Le recours à cette action aux origines anglo-saxonnes n’exclut pas en revanche un recours aux médias. Ce qui risque d’entraîner auprès de l’opinion publique une «perte de considération» du gouvernement. Et il y a de quoi, si l’on se limite à citer l’exonération fiscale sur les profits immobiliers. Exonération qualifiée par Karim Tazi, ex-président de l’Association marocaine du textile et de l’habillement et PDG de Richbond, comme «une indulgence fiscale coupable». Une «rente indue moralement même si la loi de Finances l’a accordée» aux promoteurs de l’habitat social. Et qui se sont lâchement débobinés lorsque le gouvernement El Fassi a voulu mettre fin à l’exonération. Ce privilège fiscal a participé à «la création artificielle de la rareté». L’homme d’affaires fait ici allusion à la pénurie du foncier industriel.
Transparency Maroc critique plutôt la réglementation de change. Son secrétaire général, Rachid Filali-Meknassi, n’en revient pas lorsqu’il constate que cette réglementation «est régie uniquement par des circulaires et qui ne sont même pas publiées au Bulletin officiel». Qui dit réglementation, dit dérogation… Et qui, sur le plan procédural, n’est pas discutée au Parlement. Cette «opacité» de la réglementation des changes dérange, scandalise… Car, justement, elle n’est pas à l’abri d’un détournement en vue de consacrer des rentes, de museler les concurrents…

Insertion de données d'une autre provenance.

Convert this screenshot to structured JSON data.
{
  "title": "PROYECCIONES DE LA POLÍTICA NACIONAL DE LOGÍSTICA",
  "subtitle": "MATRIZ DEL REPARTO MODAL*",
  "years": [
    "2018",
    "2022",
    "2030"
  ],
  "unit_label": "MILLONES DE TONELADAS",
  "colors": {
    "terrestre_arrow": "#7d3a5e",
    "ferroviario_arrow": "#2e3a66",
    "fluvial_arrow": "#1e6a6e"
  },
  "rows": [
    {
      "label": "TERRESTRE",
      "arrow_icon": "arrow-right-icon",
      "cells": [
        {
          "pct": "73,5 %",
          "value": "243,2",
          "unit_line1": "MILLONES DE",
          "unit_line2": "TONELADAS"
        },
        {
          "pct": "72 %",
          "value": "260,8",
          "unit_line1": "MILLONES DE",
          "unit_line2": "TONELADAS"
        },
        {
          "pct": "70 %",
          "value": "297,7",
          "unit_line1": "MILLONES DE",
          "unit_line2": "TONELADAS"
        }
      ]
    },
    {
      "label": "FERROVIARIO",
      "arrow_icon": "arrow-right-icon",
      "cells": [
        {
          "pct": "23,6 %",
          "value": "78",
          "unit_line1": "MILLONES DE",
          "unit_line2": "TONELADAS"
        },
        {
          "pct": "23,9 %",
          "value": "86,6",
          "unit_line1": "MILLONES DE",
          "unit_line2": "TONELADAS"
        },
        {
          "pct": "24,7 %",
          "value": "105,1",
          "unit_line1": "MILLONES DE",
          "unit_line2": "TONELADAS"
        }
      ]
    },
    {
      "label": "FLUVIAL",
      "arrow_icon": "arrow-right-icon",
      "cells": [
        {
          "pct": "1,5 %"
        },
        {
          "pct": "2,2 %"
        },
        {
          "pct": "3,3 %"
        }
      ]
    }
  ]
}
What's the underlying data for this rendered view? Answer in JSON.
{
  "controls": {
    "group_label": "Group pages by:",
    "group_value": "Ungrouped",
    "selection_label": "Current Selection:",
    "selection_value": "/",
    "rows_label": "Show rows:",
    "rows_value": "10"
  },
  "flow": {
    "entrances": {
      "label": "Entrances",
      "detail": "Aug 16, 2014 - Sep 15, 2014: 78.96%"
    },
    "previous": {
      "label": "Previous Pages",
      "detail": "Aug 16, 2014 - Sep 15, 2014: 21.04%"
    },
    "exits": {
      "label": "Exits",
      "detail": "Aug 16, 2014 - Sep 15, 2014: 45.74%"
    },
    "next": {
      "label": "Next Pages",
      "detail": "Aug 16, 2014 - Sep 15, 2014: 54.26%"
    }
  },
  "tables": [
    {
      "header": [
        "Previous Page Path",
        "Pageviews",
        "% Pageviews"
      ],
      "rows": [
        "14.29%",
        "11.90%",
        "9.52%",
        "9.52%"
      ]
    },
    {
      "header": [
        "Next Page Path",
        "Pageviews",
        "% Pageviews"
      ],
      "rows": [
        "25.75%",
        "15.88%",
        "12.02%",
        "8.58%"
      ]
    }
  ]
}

C’est pour garantir la prévisibilité du droit qu’il faut avoir une forte autorité de la concurrence, une justice indépendante.

Opportunisme politique?
Après Marrakech en 2009 et Fès en 2010, les prochaines assises de la concurrence vont se tenir dans la ville du Détroit du 14 au 17 décembre. Le thème -quoique son titre soit pompeux- porte sur «la concurrence et la régulation anti-rente» en tant que «fondements de la méritocratie et de la compétitivité dans les pays émergents». Un large programme, dont la 3e session est consacrée à une régulation qui fait «face à des comportements entrepreneuriaux déviants». Benamour et son Conseil ne veulent pas passer pour des opportunistes: le choix de la thématique «s’est fait bien avant» la manifestation du 20 février dernier. Pour la constitutionnalisation, l’instance n’a pas non plus surfé sur la mouvance qui s’en est suivie. Cette proposition ne figurait tout simplement pas dans le projet de réforme initial.